(continuação)
Uma noite, andava já pelos catorze anos, uma inquietação desconhecida não a deixara dormir. O sangue corria, à desfilada, no interior das suas veias, afogueando-a. Ouvidos a zumbir. Cabeça azoratada incapaz dum pensamento. Às reviravoltas na cama, enrodilhada nos lençóis a queimarem-lhe a carne, sentia-se incapaz de adormecer. A certa altura, uns gemidos vindos, pareceu-lhe, do quarto dos pais, ao fundo do corredor, prenderam-lhe a atenção. Olhos arregalados a devorar a escuridão, procurou interpretá-los. Estaria o pai doente? Pareciam-lhe gemidos. Como continuassem, levantou-se, sorrateira, e foi ver, não fosse a mãe estar a dormir e o pai precisar de ajuda. Uma fímbria de luz escapava-se pela frincha da porta, mal fechada. Evitou-a, embrulhando-se na penumbra. Espreitou para dentro do quarto. Ficou pregada, cara colada ao lambril, fascinada. Comendo as imagens com os olhos, na indagação duma interpretação inteligente. Mais intuindo do que percebendo. Em cima da cama, lençóis e cobertores cuidadosamente enrolados junto aos pés, o corpo peludo do pai, nádegas nuas lambidas pela luz a escorrer do candeeiro, escondia quase por completo o corpo da mãe, também nú, entregando-se a um ritmado vai-vem vertical, ao compasso de gemidos sibilinos, afogados pelo travesseiro.
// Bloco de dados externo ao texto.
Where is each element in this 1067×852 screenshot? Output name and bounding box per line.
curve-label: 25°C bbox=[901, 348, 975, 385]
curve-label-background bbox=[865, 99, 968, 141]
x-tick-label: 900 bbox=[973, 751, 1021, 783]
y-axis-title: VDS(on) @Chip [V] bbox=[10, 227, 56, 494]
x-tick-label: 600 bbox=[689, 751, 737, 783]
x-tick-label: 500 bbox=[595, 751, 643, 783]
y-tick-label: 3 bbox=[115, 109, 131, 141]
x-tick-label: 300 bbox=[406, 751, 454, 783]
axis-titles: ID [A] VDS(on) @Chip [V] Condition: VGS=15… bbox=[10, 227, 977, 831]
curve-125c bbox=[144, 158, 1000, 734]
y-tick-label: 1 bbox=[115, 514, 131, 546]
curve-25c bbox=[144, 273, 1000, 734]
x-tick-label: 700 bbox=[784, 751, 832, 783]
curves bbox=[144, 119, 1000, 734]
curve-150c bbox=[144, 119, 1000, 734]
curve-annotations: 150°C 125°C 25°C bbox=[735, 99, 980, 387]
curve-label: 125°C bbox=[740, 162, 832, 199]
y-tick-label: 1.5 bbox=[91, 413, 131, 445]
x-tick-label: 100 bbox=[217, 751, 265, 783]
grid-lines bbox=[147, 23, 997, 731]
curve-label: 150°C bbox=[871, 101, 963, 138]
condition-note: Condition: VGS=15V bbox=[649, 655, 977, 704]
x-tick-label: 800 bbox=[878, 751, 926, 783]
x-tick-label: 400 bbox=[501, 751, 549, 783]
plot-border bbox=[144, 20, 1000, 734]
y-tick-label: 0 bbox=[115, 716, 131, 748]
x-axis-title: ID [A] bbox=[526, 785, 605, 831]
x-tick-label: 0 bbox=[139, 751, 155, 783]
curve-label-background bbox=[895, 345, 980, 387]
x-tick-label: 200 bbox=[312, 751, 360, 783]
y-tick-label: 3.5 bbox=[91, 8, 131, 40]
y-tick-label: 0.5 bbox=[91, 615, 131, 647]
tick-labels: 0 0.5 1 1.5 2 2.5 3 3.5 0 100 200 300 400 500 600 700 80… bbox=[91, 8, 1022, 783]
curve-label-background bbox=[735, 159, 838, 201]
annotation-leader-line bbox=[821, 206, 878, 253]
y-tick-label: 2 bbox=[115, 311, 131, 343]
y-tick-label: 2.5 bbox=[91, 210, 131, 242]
Hipnotizada, alvoroçada com a subconsciente sensação de ter entrado num mundo proibido, Maria do Céu ficou suspensa do espectáculo. Despertou-a um rouco estertor, fazendo-a estremecer. Confundida, correu a refugiar-se no quarto. Um susto, ao quase derrubar, no corredor, a coluna de torcidos que sustentava a avenca preferida da mãe. Na consciência, uma imprecisa noção de haver cometido um pecado muito grave lutava para escorraçar a visão clara dum segredo, até aí desconhecido. A pouco e pouco, retornava ao estado de excitação que a apoquentava, desde o início da noite. Um calor palpitante foi-se apoderando do seu baixo ventre, donde irradiava, transformando-lhe o corpo num braseiro. Insensívelmente, começou a acariciar o sexo humedecido com uma mão, enquanto a outra deslizava, suavemente, dum mamilo para o outro, nos seios a despontar. Perdeu a noção do tempo e do espaço, tornada difusa pela percepção dum invisível corpo, peludo, sem rosto nem voz, enroscado no seu. Explodiu, corpo transformado num formigueiro, uma miríade de estrelas, de rara luminosidade, a rasgar a escuridão do quarto em todas as direcções.